In truth, what the fine print of the bill demonstrates is that the Republicans who refused to vote for the fiscal compromise had every right to be disgusted by it—that is, if you expect legislators to hold true at all to the beliefs that inspired them to run for office in the first place. The last-minute deal exposed Boehner and Senate Minority Leader Mitch McConnell as creatures of the old system, and it ripped the scab off whatever healing had occurred between the Republican traditionalists and the tea partiers since then. Make no mistake: The divide within the GOP will continue, demonstrating that the tea-party rebellion lives on in the new House.
(RELATED: How the Tea Party Raised Taxes)
Tuesday’s “no” votes represented a wide variety of views. But many GOP House members were appalled at the failure to cut spending or change traditional ways of doing business, especially what The Washington Post noted was “dozens of rider provisions that had nothing to do with the cliff” (including one that kicked over $12 billion over ten years to the renewable-energy industry; another that will benefit the owners of auto-racing tracks in the amount of $78 million; and a $1 million break for coal-mining operations on Indian lands). The House members opposed to this old way—as naïve as they often sound—make up the core of a legitimate resistance movement in American politics, one that is trying to stop the relentless tendency of U.S. government to grow ever larger and more complex, and one that remains frustrated at the continuing inability of its representatives, both Republican and Democrat, to rein that tendency in.
Under the provisions of this pork-laden, special-interest-infected bill—the “24,000 words of small type,” as the Post put it—the tax system will change, somewhat. Spending habits will not. Other than making permanent most of the Bush tax cuts, the bill only puts off a reckoning on cuts in government and the $15 trillion in debt that the tea partiers have been chasing after since they roared into power in 2010—indeed since far longer than that.

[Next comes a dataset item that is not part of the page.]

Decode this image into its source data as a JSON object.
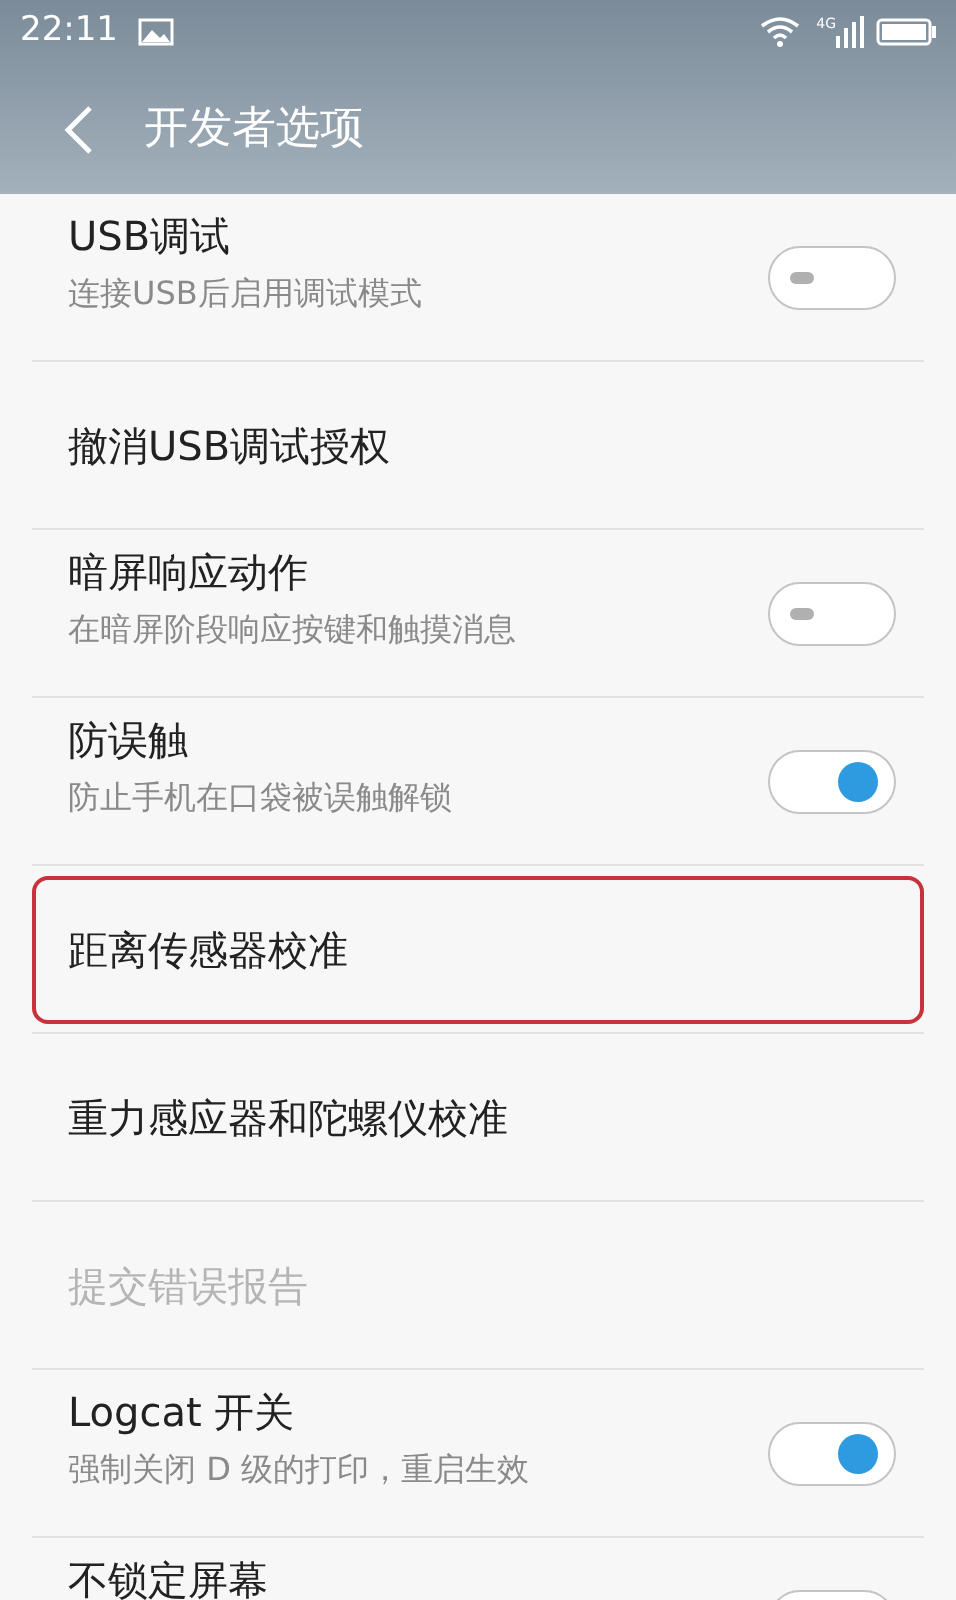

Fault them if you will as primitivist monomaniacs. Question whether they are sincere enough to surrender their own Social Security and Medicare as well as everyone else's. But many tea party-affiliated members are true believers who have a long memory of Republican betrayal as well as enmity toward the Democrats. They know that despite the “Reagan revolution” three decades ago government has only grown bigger; that the various eruptions of conservative rebellion since the Reagan era, including the Gingrich-led takeover of the House in 1994, each amounted to little more than one step forward, two steps back. (Remember David Stockman and The "Triumph of Politics"?) They know that George W. Bush blew the budget out entirely, loading up the deficit with two wars, tax cuts and Medicare spending without paying for them. (Obama barely added to this deficit himself; his mistake was in failing to understand the tidal wave of populist conservative anger headed his way, especially when he pushed for health care reform hard upon his multitrillion-dollar bailout and stimulus in 2009.)
More here:
http://nationaljournal.com/congress-legacy/why-the-tea-party-lives-on-20130102
The Tea Party loves a big government.
Spidy loves a big lie.
Stupid comparison to a household budget.
The Tea Party loves a big government.
It would appear that there is a somewhat significant number of Americans who are taxed and allowed no representation in the Halls of Congress, that is abundantly clear in the light of this grand gesture towards those with half a sense of economic propriety...
And here I just thought folks liked tea.
Chai tea is a recent discovery of mine.
I switched over to the 1775 Navy jack when they appropriated the Gadsden flag, the selfish fucks.
I prefer Ti Kwan Yin. It does not get bitter and yields several infusions, so while it may cost slightly more initially, over time, it is the most economical.
I let my freak flag fly...
Yeah . . . Formosa . . . .
Formosa my life, that is a forgotten name.
Mercy as a woman . . . what does the horned toad say about that?